Seperti dilaporkan Kantor Berita Antara, sebanyak delapan terdakwa, Arif Nugroho, Budi Doyo, Agus Nugroho, Surono, Muhammad Misran, Sutrato, Muhammad Lahmudi dan Mochammad Syakir diadili secara daring pada hari itu.
Majelis hakim yang dipimpin ketua Purjana dan Betsji Siske Manoe berada di Semarang, sementara terduga pelaku bersama jaksa penuntut umum berada di Solo.
Para hakim secara bergantian membacakan dakwaan yang terdiri dari tujuh berkas perkara.
Jaksa Penuntut Umum Wahju Darmawan, dalam dakwaannya mengatakan, massa mendatangi acara doa jelang pernikahan atau midodareni yang berlangsung di Jalan Cempaka Nomor 81, Pasar Kliwon, Kota Solo, pada 8 Agustus 2020.
Para pelaku datang ke lokasi setelah memperoleh kabar melalui grup Whatsapp bahwa acara di lokasi itu merupakan kegiatan Muslim Syiah.
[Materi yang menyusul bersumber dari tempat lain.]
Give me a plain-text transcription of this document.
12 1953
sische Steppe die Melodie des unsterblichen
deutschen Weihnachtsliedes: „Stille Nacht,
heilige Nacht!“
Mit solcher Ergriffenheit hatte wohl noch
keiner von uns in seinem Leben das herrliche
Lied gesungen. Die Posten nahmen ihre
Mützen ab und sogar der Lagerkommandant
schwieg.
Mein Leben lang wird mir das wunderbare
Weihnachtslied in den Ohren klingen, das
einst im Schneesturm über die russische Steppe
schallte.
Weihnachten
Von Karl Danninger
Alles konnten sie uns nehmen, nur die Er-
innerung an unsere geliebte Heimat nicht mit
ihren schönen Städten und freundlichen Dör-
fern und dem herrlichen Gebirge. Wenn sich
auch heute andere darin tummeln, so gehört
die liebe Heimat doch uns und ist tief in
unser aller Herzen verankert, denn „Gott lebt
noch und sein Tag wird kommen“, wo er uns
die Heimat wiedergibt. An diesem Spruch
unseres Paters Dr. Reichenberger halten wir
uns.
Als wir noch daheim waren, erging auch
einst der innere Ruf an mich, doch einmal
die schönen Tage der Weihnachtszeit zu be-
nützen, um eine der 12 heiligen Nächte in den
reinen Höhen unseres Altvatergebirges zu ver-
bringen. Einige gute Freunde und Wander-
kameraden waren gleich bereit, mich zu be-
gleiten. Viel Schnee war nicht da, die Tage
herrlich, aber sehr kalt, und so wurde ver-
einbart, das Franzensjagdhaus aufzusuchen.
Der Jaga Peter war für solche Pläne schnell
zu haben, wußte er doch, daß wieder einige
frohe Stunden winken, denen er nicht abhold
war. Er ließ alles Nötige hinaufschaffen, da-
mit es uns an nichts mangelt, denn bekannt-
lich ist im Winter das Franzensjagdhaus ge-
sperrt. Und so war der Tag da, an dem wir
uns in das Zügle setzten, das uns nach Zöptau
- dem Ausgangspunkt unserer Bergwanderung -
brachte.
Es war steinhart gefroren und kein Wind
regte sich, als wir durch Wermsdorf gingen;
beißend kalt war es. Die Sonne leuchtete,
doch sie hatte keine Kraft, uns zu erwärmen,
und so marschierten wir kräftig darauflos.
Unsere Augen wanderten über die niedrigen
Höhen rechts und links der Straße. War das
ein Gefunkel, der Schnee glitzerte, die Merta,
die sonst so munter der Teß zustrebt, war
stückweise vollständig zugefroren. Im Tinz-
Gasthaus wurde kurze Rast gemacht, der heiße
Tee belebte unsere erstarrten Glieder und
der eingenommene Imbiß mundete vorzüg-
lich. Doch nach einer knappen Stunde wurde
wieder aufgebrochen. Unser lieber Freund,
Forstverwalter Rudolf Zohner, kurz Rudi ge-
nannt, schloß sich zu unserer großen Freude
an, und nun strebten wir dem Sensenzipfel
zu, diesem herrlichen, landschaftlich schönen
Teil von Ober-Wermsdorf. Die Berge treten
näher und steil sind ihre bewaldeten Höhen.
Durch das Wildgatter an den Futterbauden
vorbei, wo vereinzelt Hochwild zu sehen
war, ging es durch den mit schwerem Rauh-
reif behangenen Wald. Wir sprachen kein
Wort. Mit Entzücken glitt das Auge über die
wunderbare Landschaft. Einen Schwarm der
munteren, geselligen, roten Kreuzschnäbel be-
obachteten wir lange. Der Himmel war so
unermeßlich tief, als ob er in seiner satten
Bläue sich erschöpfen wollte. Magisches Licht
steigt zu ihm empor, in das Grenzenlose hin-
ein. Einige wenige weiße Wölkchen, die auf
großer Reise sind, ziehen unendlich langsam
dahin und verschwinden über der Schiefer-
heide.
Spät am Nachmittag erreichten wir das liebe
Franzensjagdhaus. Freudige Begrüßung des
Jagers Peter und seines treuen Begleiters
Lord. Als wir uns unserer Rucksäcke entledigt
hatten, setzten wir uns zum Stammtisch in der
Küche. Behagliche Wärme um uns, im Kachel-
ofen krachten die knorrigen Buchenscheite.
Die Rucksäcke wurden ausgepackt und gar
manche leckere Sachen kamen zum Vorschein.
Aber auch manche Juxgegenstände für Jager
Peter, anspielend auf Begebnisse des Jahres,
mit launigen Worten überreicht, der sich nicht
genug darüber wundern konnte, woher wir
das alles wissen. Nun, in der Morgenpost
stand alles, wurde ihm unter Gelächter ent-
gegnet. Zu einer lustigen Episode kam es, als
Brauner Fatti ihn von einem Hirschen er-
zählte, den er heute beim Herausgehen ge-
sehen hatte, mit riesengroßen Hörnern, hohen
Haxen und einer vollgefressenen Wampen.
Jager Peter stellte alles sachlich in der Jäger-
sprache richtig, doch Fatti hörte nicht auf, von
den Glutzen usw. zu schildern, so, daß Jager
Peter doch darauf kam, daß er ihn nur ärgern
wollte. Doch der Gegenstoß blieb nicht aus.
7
Massa kemudian memaksa agar acara midodareni itu dibubarkan.
Jaksa menuturkan, polisi yang berjaga di lokasi kejadian sudah menghadang massa yang memaksa agar acara midodareni itu dibubarkan.
“Terdakwa mendesak petugas kepolisian dan berusaha masuk lokasi acara,” katanya.
Peserta doa midodareni itu akhirnya membubarkan diri, namun diserang kelompok intoleran dan menjadi korban amuk massa. Sejumlah mobil yang ditumpangi keluarga yang hadir di acara midodareni itu dipukul dengan menggunakan tangan kosong maupun kayu hingga sejumlah kacanya hancur.
Bahkan, lanjutnya, beberapa peserta doa midodareni yang pulang dengan mengendarai sepeda motor menjadi korban penganiayaan oleh sekelompok massa itu. Dilaporkan dua orang mengalami luka parah di kepala dan terpaksa harus mendapat perawatan intensif di rumah sakit.
Atas perbuatannya itu, para terdakwa dijerat dengan pasal 170 atau 160 atau 168 atau 335 KUHP.
Terhadap dakwaan tersebut, para terdakwa dengan penasihat hukumnya menyatakan akan mengajukan eksepsi karena mereka mengatakan dakwaan tidak sesuai dengan kenyataan di lapangan.